In other words, all the time you spend trying to figure out why you are so obsessed with washing your hands – was there some trauma that made you feel "dirty" – is completely irrelevant. It's like hitting yourself in the head with a mallet, and trying to figure out why this particular brand of mallet is so important to you. It's beside the point; the point is to stop hitting yourself in the head… with that mallet, or with anything else!

This is not magic (and neither are the rituals). It takes concentrated, focused work over time. You are changing your brain with your conscious mind, and that takes willpower and perseverance. That's one reason why it's good to have help with it, to keep you on track.

That said, here are Schwartz's four steps to overcoming OCD (from Brain Lock):

1. Re-label: Call your obsessive thought or compulsive urge what it is: an obsessive thought or a compulsive urge. That thought or urge is caused by the overactivity in your orbital frontal cortex. The problem isn't that you feel that your hands are dirty or have to count to three or something bad will happen; the problem is that your brain is sending you false messages, and the feelings from those messages are not legitimate.

Don't try to stop the thoughts or urges; that can be the worst thing to do because doing so intensifies them so that they become overwhelming. What matters is that you control your responses to the thoughts and urges; that you resist them. Just as you can have a feeling and not act on it, you can feel the obsessive/compulsive thoughts and urges and not act on them.

2. Re-attribute: These urges and thoughts come from a biochemical process in your brain. They do not come from a need to "get the feeling right," or because there is any actual connection between performing a ritual and avoiding some horrible event.

Saying something like, "This is not me; it's my OCD," clarifies this mistaken idea, attributing the urges and thoughts to their actual cause – inaccurate messages in your brain. Understanding this and reminding yourself of it can help you to have the perspective you need to resist the thoughts and urges.

3. Re-focus: This is the hard work part. In this step you actively redirect your attention to something other than your OCD urges and thoughts.

The feelings will continue to bother you for a time, but in the meantime you consciously, manually, deliberately refocus your attention, and do not respond to the compulsive behavior or obsessive thought – preferably for about 15 minutes but a shorter time to begin with is fine. While you actively avoid the behavior, you also shift to doing a different behavior that is somewhat enjoyable and engaging. After the 15 minutes has passed, revisit the urge and see if there's been any change in intensity. Write down any change that you notice; it will give you motivation to keep at it.
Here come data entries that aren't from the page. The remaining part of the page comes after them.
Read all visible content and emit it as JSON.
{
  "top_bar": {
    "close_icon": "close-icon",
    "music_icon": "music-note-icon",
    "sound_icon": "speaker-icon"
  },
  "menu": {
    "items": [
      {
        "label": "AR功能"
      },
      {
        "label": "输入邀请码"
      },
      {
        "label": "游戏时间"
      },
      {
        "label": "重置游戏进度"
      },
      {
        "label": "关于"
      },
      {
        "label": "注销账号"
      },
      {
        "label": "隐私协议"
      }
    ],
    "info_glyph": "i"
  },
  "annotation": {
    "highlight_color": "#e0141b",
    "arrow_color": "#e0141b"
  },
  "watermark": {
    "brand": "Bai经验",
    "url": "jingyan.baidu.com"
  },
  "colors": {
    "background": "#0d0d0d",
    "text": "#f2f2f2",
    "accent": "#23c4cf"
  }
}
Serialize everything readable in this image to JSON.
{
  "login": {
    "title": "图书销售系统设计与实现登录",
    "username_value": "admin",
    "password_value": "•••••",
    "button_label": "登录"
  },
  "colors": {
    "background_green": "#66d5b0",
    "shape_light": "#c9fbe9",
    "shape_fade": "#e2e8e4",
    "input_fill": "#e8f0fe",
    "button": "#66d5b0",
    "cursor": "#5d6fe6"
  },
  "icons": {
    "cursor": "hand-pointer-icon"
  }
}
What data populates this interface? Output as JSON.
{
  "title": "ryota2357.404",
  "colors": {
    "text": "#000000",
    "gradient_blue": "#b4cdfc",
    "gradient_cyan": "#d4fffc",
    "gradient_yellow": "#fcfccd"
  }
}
The main thing is that you don't do what your OCD is telling you to do. You will not achieve this perfectly; you will have many instances of going off-track. That's normal and human. Just accept this and keep at it over time – probably several months.

4. Revalue: Having practiced the first three steps, the OCD thoughts and urges will become less and less compelling to the point where you will find that they are not worth listening to. You stop accepting the necessity of acting on those thoughts and urges, and you stop being ruled by them.

This is just a brief summary of the process, but it may be enough for you to start working with your obsessive thoughts and compulsive urges. It is well worth the hard work that it takes to do this, especially if you consider the time and energy you spend complying with the feelings of the obsessive thoughts and compulsive behaviors.

The strength that you will gain from practicing these new habits will serve you well beyond the psychological freedom that you gain; you will have learned how to change your brain with your mind.